One of the most beautiful demonstrations of this peace was the actions of Jesus, beginning in the garden, all the way to the cross. In every moment, he powerfully displayed a peace beyond all normal human understanding.
The apostle Paul further clarifies our walk, when he wrote these words in Romans 12:18, ”If it is possible, as far as it depends on you, live at peace with everyone.” Understanding peace is not always possible within the other person, he says, “as far as it depends on you” live at peace with everyone. This week, seek peace. Speak peace. Establish peace. Allow peace to live in your heart, and be in peace. Blessings.
The bible tells us that Joy is another hallmark of the life of a follower of Jesus Christ. Joy is the attribute that is often confused with happiness.

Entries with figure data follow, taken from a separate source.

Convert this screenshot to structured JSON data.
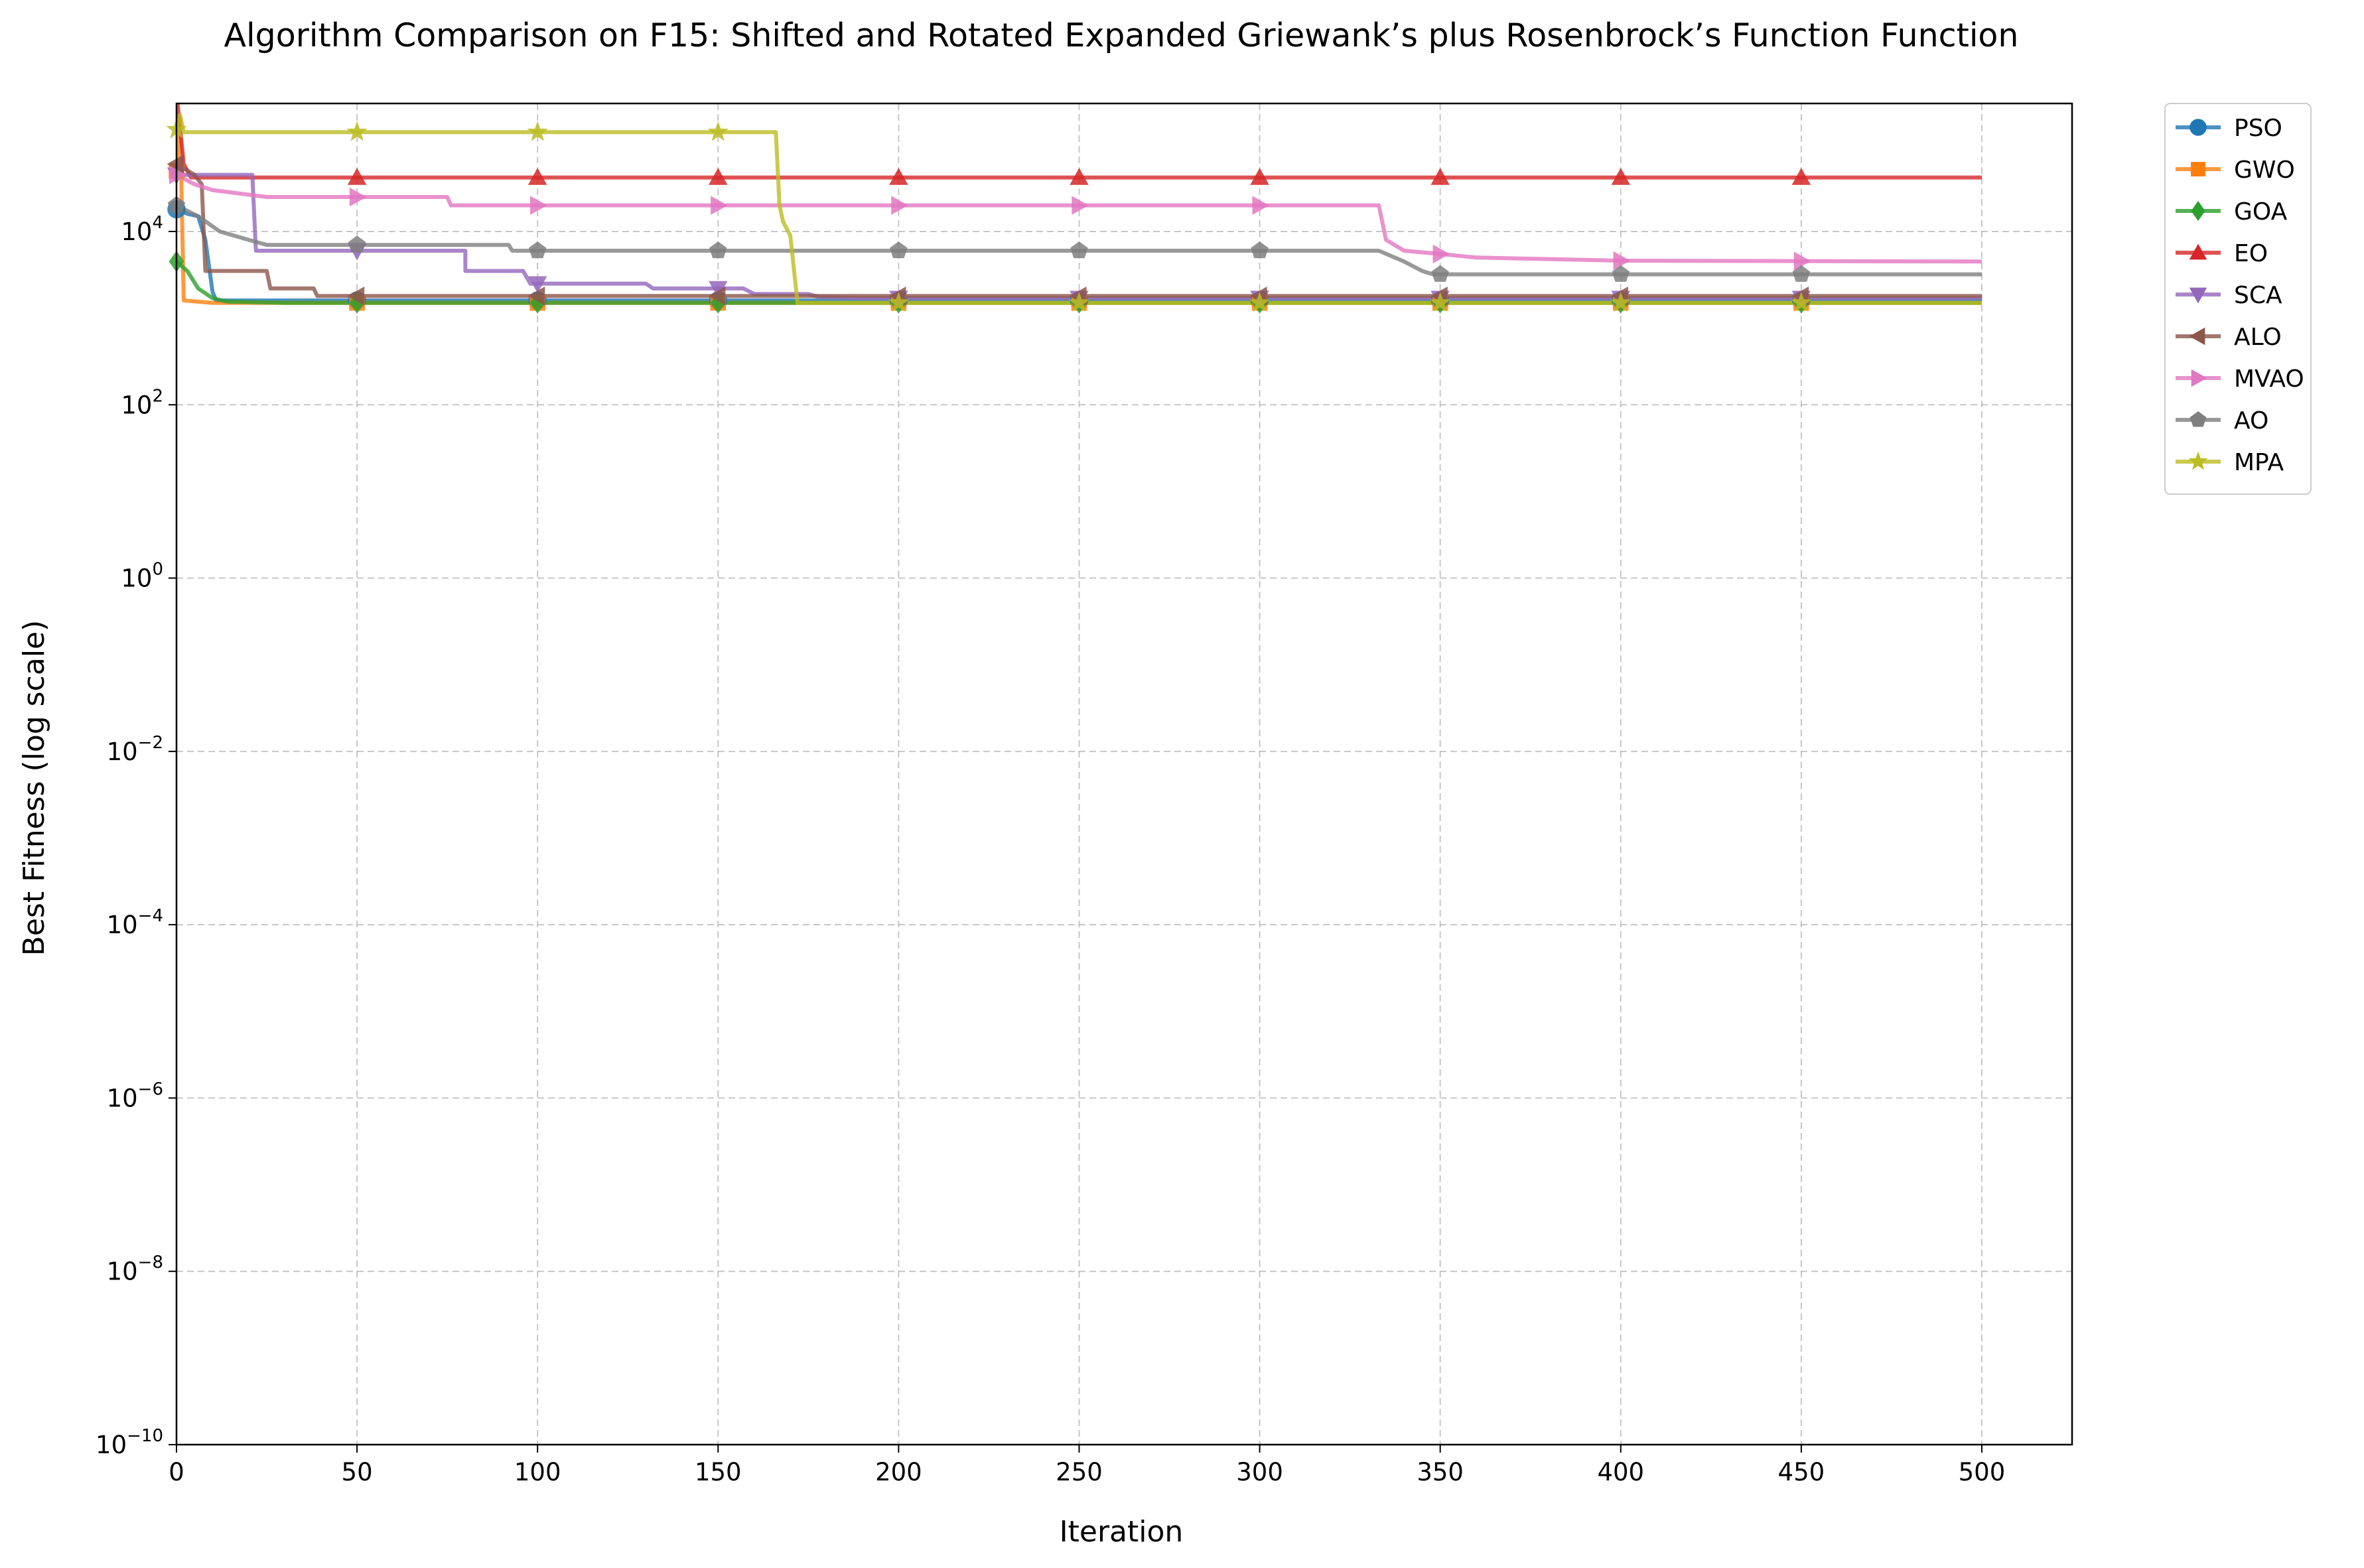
{
  "chart_data": {
    "type": "line",
    "title": "Algorithm Comparison on F15: Shifted and Rotated Expanded Griewank’s plus Rosenbrock’s Function Function",
    "xlabel": "Iteration",
    "ylabel": "Best Fitness (log scale)",
    "xlim": [
      0,
      525
    ],
    "ylog": true,
    "ylim": [
      1e-10,
      300000
    ],
    "xticks": [
      0,
      50,
      100,
      150,
      200,
      250,
      300,
      350,
      400,
      450,
      500
    ],
    "xtick_labels": [
      "0",
      "50",
      "100",
      "150",
      "200",
      "250",
      "300",
      "350",
      "400",
      "450",
      "500"
    ],
    "yticks": [
      -10,
      -8,
      -6,
      -4,
      -2,
      0,
      2,
      4
    ],
    "ytick_labels": [
      {
        "base": "10",
        "exp": "−10"
      },
      {
        "base": "10",
        "exp": "−8"
      },
      {
        "base": "10",
        "exp": "−6"
      },
      {
        "base": "10",
        "exp": "−4"
      },
      {
        "base": "10",
        "exp": "−2"
      },
      {
        "base": "10",
        "exp": "0"
      },
      {
        "base": "10",
        "exp": "2"
      },
      {
        "base": "10",
        "exp": "4"
      }
    ],
    "grid": true,
    "legend": "outside-upper-right",
    "series": [
      {
        "name": "PSO",
        "color": "#1f77b4",
        "marker": "circle",
        "points": [
          [
            0,
            18000
          ],
          [
            3,
            16000
          ],
          [
            6,
            15000
          ],
          [
            8,
            8000
          ],
          [
            10,
            2000
          ],
          [
            11,
            1600
          ],
          [
            500,
            1600
          ]
        ]
      },
      {
        "name": "GWO",
        "color": "#ff7f0e",
        "marker": "square",
        "points": [
          [
            0,
            50000
          ],
          [
            1,
            200000
          ],
          [
            2,
            1600
          ],
          [
            10,
            1500
          ],
          [
            500,
            1500
          ]
        ]
      },
      {
        "name": "GOA",
        "color": "#2ca02c",
        "marker": "diamond",
        "points": [
          [
            0,
            4500
          ],
          [
            3,
            3500
          ],
          [
            6,
            2200
          ],
          [
            10,
            1700
          ],
          [
            14,
            1550
          ],
          [
            30,
            1500
          ],
          [
            500,
            1500
          ]
        ]
      },
      {
        "name": "EO",
        "color": "#d62728",
        "marker": "triangle-up",
        "points": [
          [
            0,
            400000
          ],
          [
            2,
            60000
          ],
          [
            4,
            42000
          ],
          [
            500,
            42000
          ]
        ]
      },
      {
        "name": "SCA",
        "color": "#9467bd",
        "marker": "triangle-down",
        "points": [
          [
            0,
            45000
          ],
          [
            21,
            45000
          ],
          [
            22,
            6000
          ],
          [
            80,
            6000
          ],
          [
            80,
            3500
          ],
          [
            96,
            3500
          ],
          [
            98,
            2500
          ],
          [
            130,
            2500
          ],
          [
            132,
            2200
          ],
          [
            157,
            2200
          ],
          [
            160,
            1900
          ],
          [
            175,
            1900
          ],
          [
            178,
            1750
          ],
          [
            190,
            1700
          ],
          [
            500,
            1700
          ]
        ]
      },
      {
        "name": "ALO",
        "color": "#8c564b",
        "marker": "triangle-left",
        "points": [
          [
            0,
            60000
          ],
          [
            5,
            45000
          ],
          [
            7,
            35000
          ],
          [
            8,
            3500
          ],
          [
            25,
            3500
          ],
          [
            26,
            2200
          ],
          [
            38,
            2200
          ],
          [
            39,
            1800
          ],
          [
            500,
            1800
          ]
        ]
      },
      {
        "name": "MVAO",
        "color": "#e377c2",
        "marker": "triangle-right",
        "points": [
          [
            0,
            45000
          ],
          [
            5,
            35000
          ],
          [
            10,
            30000
          ],
          [
            25,
            25000
          ],
          [
            75,
            25000
          ],
          [
            76,
            20000
          ],
          [
            333,
            20000
          ],
          [
            335,
            8000
          ],
          [
            340,
            6000
          ],
          [
            350,
            5500
          ],
          [
            360,
            5000
          ],
          [
            380,
            4800
          ],
          [
            400,
            4600
          ],
          [
            500,
            4500
          ]
        ]
      },
      {
        "name": "AO",
        "color": "#7f7f7f",
        "marker": "pentagon",
        "points": [
          [
            0,
            20000
          ],
          [
            6,
            15000
          ],
          [
            12,
            10000
          ],
          [
            20,
            8000
          ],
          [
            25,
            7000
          ],
          [
            92,
            7000
          ],
          [
            93,
            6000
          ],
          [
            333,
            6000
          ],
          [
            340,
            4500
          ],
          [
            345,
            3500
          ],
          [
            348,
            3200
          ],
          [
            500,
            3200
          ]
        ]
      },
      {
        "name": "MPA",
        "color": "#bcbd22",
        "marker": "star",
        "points": [
          [
            0,
            150000
          ],
          [
            1,
            220000
          ],
          [
            2,
            140000
          ],
          [
            166,
            140000
          ],
          [
            167,
            20000
          ],
          [
            168,
            13000
          ],
          [
            170,
            9000
          ],
          [
            172,
            1500
          ],
          [
            500,
            1500
          ]
        ]
      }
    ]
  }
}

Although there is an outward resemblance, the similarity ends there. Happiness is what the world is most familiar with because it is a reaction (in the head) to external stimulus, therefore it is a controllable emotion. In contrast, joy is a much deeper emotion, generated from an entirely different place. The roots of joy are found in the grateful heart of a person, because of our redemption at the cross of Jesus; and the active work of the Holy Spirit in us. When God manifests himself, the joy we experience overtakes our emotions as uninhibited exuberance; springing out of a heart overwhelmed by the goodness of our God.
I believe God uses this joy so the world can see him alive in us. If that is the case, what happens when we allow life to steal our joy? You guessed it, we have put a basket over the light of our hearts and the world walking in darkness -remains in darkness. As you go about your daily activities this week, pause to take your “joy temperature” often. If our countenance does not point to an awesome God, then we need to ask ourselves what are we pointing to. Blessings.